Hochkommissar für Flüchtlinge
Wahl
Nach schwierigen internationalen Abstimmungen wurde Hocké Ende 1985 auf amerikanischen Vorschlag zum Leiter des UNO-Hochkommissariats für das Flüchtlingswesen (UNHCR) gewählt, wobei er sich unter anderem gegen den späteren UNO-Generalsekretär Boutros-Ghali durchsetzte. Andere Mitbewerber waren der Niederländer Max van der Stoel, der Norweger Tom Vraalsen, der Schwede Carsten Thunborg und der Finne Martti Ahtisaari. Besonders die Vereinigten Staaten hatten sich im Vorfeld für Hockés Wahl starkgemacht, da sich die Reagan-Administration von ihm eine Senkung des amerikanischen Beitrags zum UN-Haushalt erhoffte. Mit Hocké übernahm zum dritten Mal ein Schweizer das Amt des Hochkommissars für Flüchtlinge und damit eine führende Position in einer Nebenorganisation der Vereinten Nationen, obwohl die Schweiz damals selbst noch nicht Mitglied der Vereinten Nationen war.[3][4]
Amtsdauer
Am 1. Januar 1986 wurde er von UNO-Generalsekretär Javier Pérez de Cuéllar als Nachfolger des 72-jährigen DänenPoul Hartling, der das Amt sieben Jahre lang ausgeübt und auf eine weitere Amtszeit verzichtet hatte, zum Hohen Flüchtlingskommissar der Vereinten Nationen ernannt.[5] Er bekleidete das Amt über zwei Wahlperioden bis zu seinem Rücktritt zum Jahresende 1989.[6]
Tätigkeit
Während seiner Amtszeit dauerte die Krise um Flüchtlinge aus Indochina, die sogenannten Boatpeople, weiter an. Der umfassende Handlungsplan, der in dieser Zeit erarbeitet wurde, begründete zum einen Verfahrensbestimmungen für einen regionalen Flüchtlingsstatus sowie die Förderung einer freiwilligen Rückkehr nach Vietnam.

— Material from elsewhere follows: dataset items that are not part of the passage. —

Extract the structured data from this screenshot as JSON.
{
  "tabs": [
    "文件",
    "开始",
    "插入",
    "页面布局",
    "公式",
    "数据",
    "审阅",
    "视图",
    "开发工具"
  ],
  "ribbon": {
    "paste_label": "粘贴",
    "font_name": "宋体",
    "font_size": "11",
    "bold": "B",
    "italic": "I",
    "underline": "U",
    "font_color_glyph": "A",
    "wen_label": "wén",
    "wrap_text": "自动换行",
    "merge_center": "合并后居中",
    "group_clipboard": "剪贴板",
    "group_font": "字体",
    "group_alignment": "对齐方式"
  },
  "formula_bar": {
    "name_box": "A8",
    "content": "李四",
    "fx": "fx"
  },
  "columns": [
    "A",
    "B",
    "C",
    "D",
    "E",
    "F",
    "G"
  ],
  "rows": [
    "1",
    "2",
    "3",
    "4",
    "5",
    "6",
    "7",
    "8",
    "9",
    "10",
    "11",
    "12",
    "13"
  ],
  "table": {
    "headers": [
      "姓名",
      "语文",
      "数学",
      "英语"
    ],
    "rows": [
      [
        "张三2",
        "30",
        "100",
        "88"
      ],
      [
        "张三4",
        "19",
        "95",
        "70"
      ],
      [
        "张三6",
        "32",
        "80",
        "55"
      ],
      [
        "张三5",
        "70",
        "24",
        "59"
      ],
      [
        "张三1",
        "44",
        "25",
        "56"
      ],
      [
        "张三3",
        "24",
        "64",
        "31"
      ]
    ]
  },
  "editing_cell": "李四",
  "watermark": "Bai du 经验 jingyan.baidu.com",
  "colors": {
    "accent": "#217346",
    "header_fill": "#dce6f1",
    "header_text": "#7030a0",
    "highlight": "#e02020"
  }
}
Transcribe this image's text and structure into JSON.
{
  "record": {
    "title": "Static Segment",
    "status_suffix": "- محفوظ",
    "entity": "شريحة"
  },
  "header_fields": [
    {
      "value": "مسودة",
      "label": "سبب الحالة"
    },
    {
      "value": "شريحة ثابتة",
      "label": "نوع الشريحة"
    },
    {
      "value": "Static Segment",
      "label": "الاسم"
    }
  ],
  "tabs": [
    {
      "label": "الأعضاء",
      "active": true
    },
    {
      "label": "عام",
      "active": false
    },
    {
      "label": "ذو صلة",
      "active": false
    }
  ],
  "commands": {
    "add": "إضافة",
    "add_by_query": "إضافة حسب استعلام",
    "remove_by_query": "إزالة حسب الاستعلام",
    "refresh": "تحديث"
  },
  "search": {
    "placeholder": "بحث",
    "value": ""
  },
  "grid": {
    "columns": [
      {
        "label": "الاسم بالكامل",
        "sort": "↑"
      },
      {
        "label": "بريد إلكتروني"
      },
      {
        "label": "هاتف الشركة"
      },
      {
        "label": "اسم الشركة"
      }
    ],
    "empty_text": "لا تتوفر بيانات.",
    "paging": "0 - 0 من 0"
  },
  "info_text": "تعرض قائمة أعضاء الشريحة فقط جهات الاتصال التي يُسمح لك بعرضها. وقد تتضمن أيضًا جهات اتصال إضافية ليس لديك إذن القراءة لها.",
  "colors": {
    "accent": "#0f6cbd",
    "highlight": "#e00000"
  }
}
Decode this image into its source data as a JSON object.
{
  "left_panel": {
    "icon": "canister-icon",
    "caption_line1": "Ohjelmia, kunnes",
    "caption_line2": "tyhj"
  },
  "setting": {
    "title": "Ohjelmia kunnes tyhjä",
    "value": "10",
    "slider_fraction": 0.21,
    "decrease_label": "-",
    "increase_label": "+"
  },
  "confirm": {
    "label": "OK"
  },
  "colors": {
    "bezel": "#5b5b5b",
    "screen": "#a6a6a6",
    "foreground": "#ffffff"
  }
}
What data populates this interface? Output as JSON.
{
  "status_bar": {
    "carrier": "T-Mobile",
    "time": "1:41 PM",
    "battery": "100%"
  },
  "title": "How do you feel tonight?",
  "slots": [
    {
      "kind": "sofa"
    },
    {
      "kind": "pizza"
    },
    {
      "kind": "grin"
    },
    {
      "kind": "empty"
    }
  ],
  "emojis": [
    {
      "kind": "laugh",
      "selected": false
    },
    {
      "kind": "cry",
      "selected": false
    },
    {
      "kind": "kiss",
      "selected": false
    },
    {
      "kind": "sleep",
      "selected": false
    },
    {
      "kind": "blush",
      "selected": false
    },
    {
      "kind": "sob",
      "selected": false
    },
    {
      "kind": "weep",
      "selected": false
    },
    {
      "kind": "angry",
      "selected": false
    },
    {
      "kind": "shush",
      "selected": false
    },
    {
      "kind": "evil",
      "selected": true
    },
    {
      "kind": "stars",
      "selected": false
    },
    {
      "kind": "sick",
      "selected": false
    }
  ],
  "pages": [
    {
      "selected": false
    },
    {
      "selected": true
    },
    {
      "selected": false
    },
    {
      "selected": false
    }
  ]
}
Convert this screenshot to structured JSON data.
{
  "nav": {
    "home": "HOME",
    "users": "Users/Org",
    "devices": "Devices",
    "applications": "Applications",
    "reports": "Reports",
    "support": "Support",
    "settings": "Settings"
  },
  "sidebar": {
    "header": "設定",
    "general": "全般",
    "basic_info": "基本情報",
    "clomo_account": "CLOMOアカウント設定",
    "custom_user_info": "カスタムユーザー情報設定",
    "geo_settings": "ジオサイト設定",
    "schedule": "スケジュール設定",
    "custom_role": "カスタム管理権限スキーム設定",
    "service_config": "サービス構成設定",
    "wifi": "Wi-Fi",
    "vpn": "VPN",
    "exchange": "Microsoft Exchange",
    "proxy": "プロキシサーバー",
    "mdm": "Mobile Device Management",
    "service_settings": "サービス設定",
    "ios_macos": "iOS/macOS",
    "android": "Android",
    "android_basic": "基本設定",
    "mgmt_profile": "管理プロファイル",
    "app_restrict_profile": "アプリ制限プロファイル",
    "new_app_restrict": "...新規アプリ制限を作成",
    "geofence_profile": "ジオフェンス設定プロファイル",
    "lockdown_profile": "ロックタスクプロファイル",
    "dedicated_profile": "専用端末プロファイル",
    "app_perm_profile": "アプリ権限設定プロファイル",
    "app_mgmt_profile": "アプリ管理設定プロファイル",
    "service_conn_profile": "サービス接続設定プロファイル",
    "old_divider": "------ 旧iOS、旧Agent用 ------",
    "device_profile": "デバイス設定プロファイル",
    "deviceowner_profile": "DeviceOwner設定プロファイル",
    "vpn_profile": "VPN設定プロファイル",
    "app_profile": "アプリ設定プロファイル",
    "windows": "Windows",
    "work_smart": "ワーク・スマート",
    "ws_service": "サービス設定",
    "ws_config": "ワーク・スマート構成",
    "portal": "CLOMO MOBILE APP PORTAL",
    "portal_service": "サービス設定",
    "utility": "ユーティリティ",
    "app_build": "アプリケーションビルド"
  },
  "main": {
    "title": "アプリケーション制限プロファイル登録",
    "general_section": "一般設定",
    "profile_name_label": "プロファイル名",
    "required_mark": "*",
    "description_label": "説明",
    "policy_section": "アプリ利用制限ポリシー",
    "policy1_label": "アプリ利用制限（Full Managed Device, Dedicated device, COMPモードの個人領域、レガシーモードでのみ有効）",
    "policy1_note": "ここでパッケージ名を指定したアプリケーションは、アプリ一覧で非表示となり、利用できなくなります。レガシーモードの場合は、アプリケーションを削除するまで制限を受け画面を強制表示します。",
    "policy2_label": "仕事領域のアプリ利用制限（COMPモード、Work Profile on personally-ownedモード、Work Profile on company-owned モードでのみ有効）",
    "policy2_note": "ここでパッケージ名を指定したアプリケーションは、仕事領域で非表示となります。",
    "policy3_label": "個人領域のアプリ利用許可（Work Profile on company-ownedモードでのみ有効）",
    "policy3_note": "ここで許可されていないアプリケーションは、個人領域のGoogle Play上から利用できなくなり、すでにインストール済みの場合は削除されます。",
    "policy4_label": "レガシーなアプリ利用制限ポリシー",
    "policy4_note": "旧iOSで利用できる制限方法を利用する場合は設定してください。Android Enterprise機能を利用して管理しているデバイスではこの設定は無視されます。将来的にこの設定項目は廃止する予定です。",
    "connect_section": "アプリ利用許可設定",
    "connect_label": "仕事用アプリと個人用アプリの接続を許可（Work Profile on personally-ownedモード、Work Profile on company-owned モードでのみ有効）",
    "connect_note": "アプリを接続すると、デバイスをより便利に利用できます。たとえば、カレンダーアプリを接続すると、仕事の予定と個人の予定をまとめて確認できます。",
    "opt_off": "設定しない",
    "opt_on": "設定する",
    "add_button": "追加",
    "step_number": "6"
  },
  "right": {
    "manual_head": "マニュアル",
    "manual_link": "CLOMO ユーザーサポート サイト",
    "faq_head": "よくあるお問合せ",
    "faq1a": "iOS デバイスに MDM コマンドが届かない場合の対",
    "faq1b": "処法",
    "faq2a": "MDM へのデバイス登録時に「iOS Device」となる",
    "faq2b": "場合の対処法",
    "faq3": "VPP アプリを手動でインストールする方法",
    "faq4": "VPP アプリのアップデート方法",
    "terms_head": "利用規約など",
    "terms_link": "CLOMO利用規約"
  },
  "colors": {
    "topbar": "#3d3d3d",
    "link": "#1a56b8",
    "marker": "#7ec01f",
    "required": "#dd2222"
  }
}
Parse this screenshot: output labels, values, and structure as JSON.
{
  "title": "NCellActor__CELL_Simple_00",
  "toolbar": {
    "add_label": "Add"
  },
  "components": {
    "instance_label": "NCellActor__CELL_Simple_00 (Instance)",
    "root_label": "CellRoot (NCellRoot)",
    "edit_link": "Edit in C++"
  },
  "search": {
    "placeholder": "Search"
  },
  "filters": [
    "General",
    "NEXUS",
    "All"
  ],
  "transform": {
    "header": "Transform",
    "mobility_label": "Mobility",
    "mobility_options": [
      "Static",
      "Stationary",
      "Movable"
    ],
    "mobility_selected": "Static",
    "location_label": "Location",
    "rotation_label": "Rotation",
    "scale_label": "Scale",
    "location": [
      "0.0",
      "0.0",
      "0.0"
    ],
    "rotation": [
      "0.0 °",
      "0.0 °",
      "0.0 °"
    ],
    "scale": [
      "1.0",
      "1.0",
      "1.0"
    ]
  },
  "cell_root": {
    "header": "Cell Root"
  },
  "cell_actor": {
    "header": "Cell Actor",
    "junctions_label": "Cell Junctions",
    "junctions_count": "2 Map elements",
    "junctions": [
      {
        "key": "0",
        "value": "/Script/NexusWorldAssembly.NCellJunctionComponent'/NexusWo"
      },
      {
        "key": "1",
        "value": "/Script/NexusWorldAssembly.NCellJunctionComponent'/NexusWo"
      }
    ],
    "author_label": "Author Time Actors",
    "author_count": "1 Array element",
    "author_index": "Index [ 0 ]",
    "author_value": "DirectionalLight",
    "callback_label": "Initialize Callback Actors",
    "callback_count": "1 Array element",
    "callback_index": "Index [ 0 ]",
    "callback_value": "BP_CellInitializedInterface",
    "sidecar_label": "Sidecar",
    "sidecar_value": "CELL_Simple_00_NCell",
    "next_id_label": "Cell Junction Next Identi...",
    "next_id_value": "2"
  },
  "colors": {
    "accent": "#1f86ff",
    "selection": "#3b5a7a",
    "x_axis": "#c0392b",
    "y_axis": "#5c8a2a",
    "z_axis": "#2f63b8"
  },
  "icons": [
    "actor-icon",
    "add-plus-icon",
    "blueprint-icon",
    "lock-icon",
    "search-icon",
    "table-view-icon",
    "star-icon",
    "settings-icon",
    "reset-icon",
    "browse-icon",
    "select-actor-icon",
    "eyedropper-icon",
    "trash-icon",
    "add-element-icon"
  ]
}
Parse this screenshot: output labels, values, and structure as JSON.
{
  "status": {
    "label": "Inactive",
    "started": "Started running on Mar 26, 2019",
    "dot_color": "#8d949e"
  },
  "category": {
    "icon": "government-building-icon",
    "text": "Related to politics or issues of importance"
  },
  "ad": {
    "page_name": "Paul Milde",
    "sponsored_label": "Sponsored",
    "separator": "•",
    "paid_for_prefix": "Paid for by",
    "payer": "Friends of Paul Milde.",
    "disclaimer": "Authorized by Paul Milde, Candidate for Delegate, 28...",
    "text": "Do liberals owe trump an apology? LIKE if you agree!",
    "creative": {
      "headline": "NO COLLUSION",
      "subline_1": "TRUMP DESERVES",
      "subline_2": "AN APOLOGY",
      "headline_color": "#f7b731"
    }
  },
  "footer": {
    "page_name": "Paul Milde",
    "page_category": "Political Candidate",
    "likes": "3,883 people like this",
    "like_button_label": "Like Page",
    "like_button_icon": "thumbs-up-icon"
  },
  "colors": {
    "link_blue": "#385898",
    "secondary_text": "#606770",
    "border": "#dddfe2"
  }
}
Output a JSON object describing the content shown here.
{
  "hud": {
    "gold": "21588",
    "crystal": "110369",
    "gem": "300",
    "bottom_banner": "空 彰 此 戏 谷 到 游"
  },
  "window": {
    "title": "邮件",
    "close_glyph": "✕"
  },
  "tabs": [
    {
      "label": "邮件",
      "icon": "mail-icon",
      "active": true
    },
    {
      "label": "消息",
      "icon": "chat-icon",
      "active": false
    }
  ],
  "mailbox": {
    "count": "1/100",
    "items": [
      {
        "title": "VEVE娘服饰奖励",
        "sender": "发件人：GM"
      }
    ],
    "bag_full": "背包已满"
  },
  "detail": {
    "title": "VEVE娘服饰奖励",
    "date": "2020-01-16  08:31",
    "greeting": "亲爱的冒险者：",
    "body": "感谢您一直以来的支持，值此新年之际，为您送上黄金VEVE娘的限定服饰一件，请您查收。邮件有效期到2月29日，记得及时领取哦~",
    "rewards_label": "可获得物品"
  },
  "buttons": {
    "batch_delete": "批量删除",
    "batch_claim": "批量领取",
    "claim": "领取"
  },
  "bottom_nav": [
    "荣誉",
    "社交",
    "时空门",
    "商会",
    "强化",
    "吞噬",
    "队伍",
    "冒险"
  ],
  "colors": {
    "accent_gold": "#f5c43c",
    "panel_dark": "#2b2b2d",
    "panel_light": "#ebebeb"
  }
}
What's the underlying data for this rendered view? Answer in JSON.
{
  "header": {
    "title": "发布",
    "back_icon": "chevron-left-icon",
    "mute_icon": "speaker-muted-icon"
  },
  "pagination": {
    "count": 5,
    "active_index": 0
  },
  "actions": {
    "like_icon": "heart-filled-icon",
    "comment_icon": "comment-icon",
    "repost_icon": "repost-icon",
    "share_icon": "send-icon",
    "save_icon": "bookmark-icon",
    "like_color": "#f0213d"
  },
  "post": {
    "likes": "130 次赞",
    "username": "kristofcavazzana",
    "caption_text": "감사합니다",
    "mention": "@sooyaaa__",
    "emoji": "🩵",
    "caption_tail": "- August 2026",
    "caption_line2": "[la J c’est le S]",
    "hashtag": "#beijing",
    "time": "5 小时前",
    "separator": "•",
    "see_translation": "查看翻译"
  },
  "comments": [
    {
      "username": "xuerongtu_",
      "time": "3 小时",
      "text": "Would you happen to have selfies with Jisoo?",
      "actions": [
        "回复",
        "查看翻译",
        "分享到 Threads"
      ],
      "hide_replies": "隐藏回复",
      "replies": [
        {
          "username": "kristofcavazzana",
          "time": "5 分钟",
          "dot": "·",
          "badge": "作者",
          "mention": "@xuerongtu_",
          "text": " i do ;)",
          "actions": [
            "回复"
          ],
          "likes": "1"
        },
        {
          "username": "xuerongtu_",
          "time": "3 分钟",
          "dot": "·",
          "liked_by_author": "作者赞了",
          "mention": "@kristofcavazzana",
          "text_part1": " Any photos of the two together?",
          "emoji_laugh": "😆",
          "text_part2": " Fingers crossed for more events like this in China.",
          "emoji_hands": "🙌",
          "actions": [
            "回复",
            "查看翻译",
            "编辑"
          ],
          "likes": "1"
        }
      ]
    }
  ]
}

Des Weiteren spielte er eine wichtige Rolle bei der Implementierung des «CIREFCA-Prozesses» in Zentralamerika (Conferencia Internacional sobre Refugiados Centroamericanos, Zentralamerikanische Flüchtlingskonferenz), um den Frieden in dieser Region zu konsolidieren. Die Ausweitung von Hilfestellungen erfasste dabei nicht nur Rückkehrer, sondern auch die im weiteren Sinne von den Kämpfen und Auseinandersetzungen betroffene Bevölkerung.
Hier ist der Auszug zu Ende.